Rechtsprechung / Landesarbeitsgericht Rheinland-Pfalz
Landesarbeitsgericht Rheinland-Pfalz Beschluss vom 18.03.2011 – 8 Ta 56/11
ECLI:DE:LAGRLP:2011:0318.8TA56.11.0A
Tenor
Die sofortige Beschwerde des Klägers gegen den Beschluss des Arbeitsgerichts Koblenz - Auswärtige Kammern Neuwied - vom 11.11.2010, Az. 5 Ca 2174/08, wird kostenpflichtig zurückgewiesen.
Gründe
Die nach § 127 Abs. 2 Satz 2 ZPO statthafte und vorliegend insgesamt zulässige sofortige Beschwerde ist nicht begründet. Das Arbeitsgericht hat in der angefochtenen Entscheidung vielmehr zu Recht die dem Kläger bewilligte Prozesskostenhilfe in Anwendung des § 124 Nr. 4 ZPO aufgehoben. Nach dieser Bestimmung kann das Gericht die Bewilligung der Prozesskostenhilfe aufheben, wenn die Partei länger als drei Monate mit der Zahlung einer Monatsrate im Rückstand ist.

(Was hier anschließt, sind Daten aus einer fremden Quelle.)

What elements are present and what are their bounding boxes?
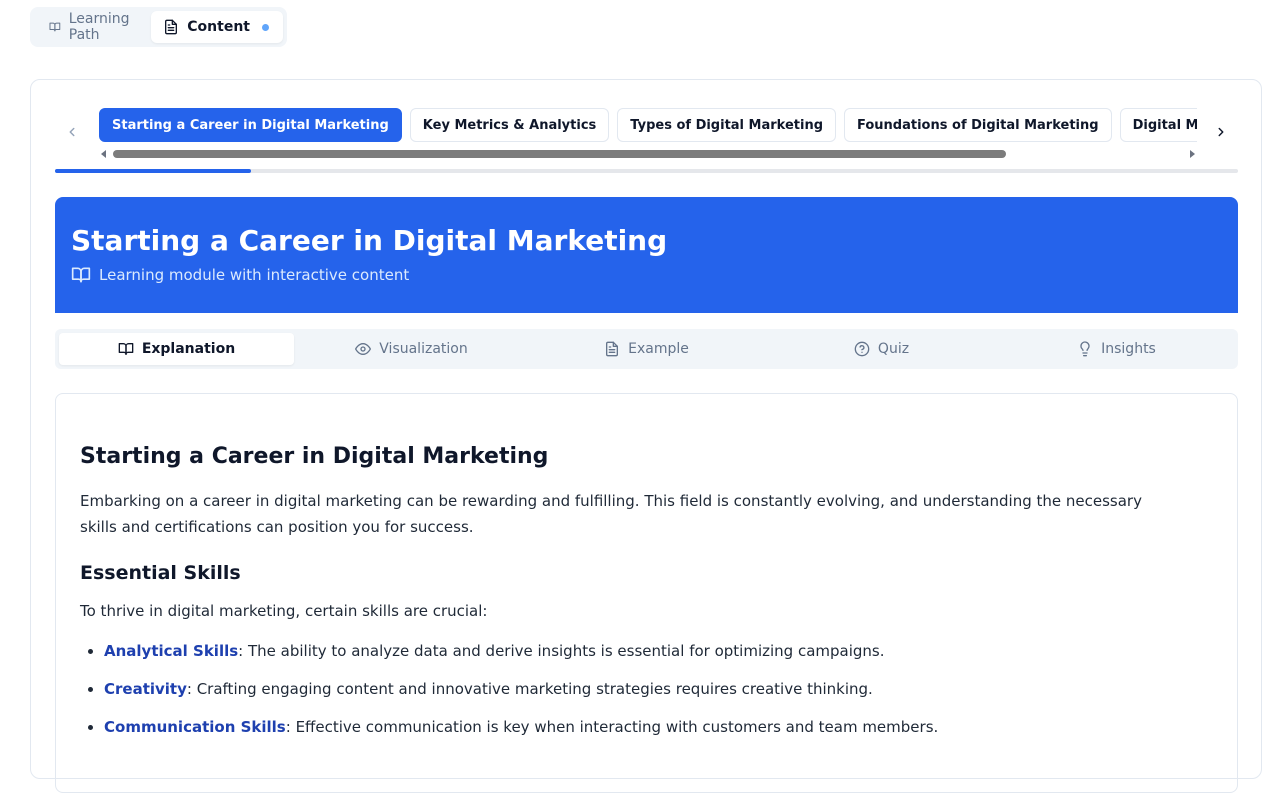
skill-term: Communication Skills [104,718,286,736]
progress-fill [55,169,252,173]
tab-label: Learning Path [68,11,130,43]
module-subtitle: Learning module with interactive content [71,265,1222,285]
book-open-icon [71,267,91,283]
tab-content[interactable]: Content [151,11,283,43]
tab-quiz[interactable]: Quiz [764,333,999,365]
lightbulb-icon [1080,341,1090,357]
tab-label: Insights [1101,341,1156,357]
module-subtitle-text: Learning module with interactive content [99,266,410,284]
tab-visualization[interactable]: Visualization [294,333,529,365]
scrollbar-thumb[interactable] [113,150,1006,158]
help-circle-icon [854,341,870,357]
explanation-panel: Starting a Career in Digital Marketing E… [55,393,1238,793]
tab-example[interactable]: Example [529,333,764,365]
tab-label: Visualization [379,341,468,357]
list-item: Analytical Skills: The ability to analyz… [104,638,1213,664]
chevron-left-icon [69,127,75,137]
skill-term: Analytical Skills [104,642,239,660]
section-tabs: Explanation Visualization Example Quiz I… [55,329,1238,369]
file-text-icon [165,19,178,35]
book-open-icon [118,343,134,355]
tab-label: Content [187,19,250,35]
module-title: Starting a Career in Digital Marketing [71,224,668,257]
tab-label: Quiz [877,341,910,357]
skill-description: : Effective communication is key when in… [285,718,939,736]
tab-explanation[interactable]: Explanation [59,333,294,365]
content-heading: Starting a Career in Digital Marketing [80,444,549,469]
skill-description: : The ability to analyze data and derive… [238,642,885,660]
content-card: Starting a Career in Digital Marketing K… [30,79,1262,793]
topic-carousel: Starting a Career in Digital Marketing K… [99,108,1197,142]
list-item: Communication Skills: Effective communic… [104,714,1213,740]
tab-learning-path[interactable]: Learning Path [34,11,151,43]
topic-overview[interactable]: Digital Marketing Overview [1119,108,1197,142]
skills-intro: To thrive in digital marketing, certain … [80,602,488,620]
topic-starting-career[interactable]: Starting a Career in Digital Marketing [99,108,402,142]
topic-types[interactable]: Types of Digital Marketing [617,108,837,142]
scroll-right-button[interactable] [1209,120,1233,144]
file-text-icon [606,341,619,357]
scroll-left-button[interactable] [60,120,84,144]
tab-label: Example [628,341,689,357]
horizontal-scrollbar[interactable] [99,147,1197,161]
module-header: Starting a Career in Digital Marketing L… [55,197,1238,313]
skills-heading: Essential Skills [80,562,241,584]
skills-list: Analytical Skills: The ability to analyz… [80,638,1213,740]
intro-paragraph: Embarking on a career in digital marketi… [80,492,1142,536]
topic-foundations[interactable]: Foundations of Digital Marketing [844,108,1112,142]
eye-icon [355,343,372,355]
tab-insights[interactable]: Insights [999,333,1234,365]
list-item: Creativity: Crafting engaging content an… [104,676,1213,702]
progress-bar [55,169,1238,173]
book-open-icon [49,22,61,32]
active-indicator-dot [262,23,269,31]
chevron-right-icon [1218,127,1224,137]
scrollbar-left-arrow[interactable] [101,150,106,158]
scrollbar-right-arrow[interactable] [1190,150,1195,158]
topic-key-metrics[interactable]: Key Metrics & Analytics [409,108,610,142]
view-switcher: Learning Path Content [30,7,287,47]
tab-label: Explanation [141,341,236,357]
skill-term: Creativity [104,680,187,698]
skill-description: : Crafting engaging content and innovati… [186,680,873,698]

Der Kläger hat nach Maßgabe des rechtskräftigen Beschlusses des Arbeitsgerichts vom 21.05.2010 - beginnend ab dem 01.06.2010 monatliche Raten in Höhe von 45,00 Euro auf die Prozesskosten zu leisten. Dieser Zahlungsverpflichtung ist der Kläger bislang nicht nachgekommen. Es sind keinerlei Zahlungen erfolgt. Der Kläger befindet sich daher nunmehr mit der Zahlung mehrerer Monatsraten länger als drei Monate im Rückstand. Die Voraussetzungen des § 124 Nr. 4 ZPO sind somit erfüllt.
Soweit der Kläger zur Begründung seiner Beschwerde auf eine seitens der Landesjustizkasse mit Schreiben vom 21.09.2010 gewährte Stundung verweist, so verkennt er, dass diese Stundung lediglich die im Beschwerdeverfahren 8 Ta 116/10 angefallenen Gerichtskosten, nicht hingegen die vorliegend in Rede stehenden Ratenzahlungen auf die in erster Instanz angefallenen Kosten (Gerichtskosten und PKH-Vergütung) betrifft. Der Kläger hat auch nicht vorgetragen und nachgewiesen, dass sich seine Einkommensverhältnisse seit der Ratenzahlungsanordnung vom 21.05.2010 verschlechtert haben.
Die sofortige Beschwerde war daher mit der sich aus § 97 Abs. 1 ZPO ergebenden Kostenfolge zurückzuweisen.
Für die Zulassung der Rechtsbeschwerde besteht keine Veranlassung. Diese Entscheidung ist daher unanfechtbar.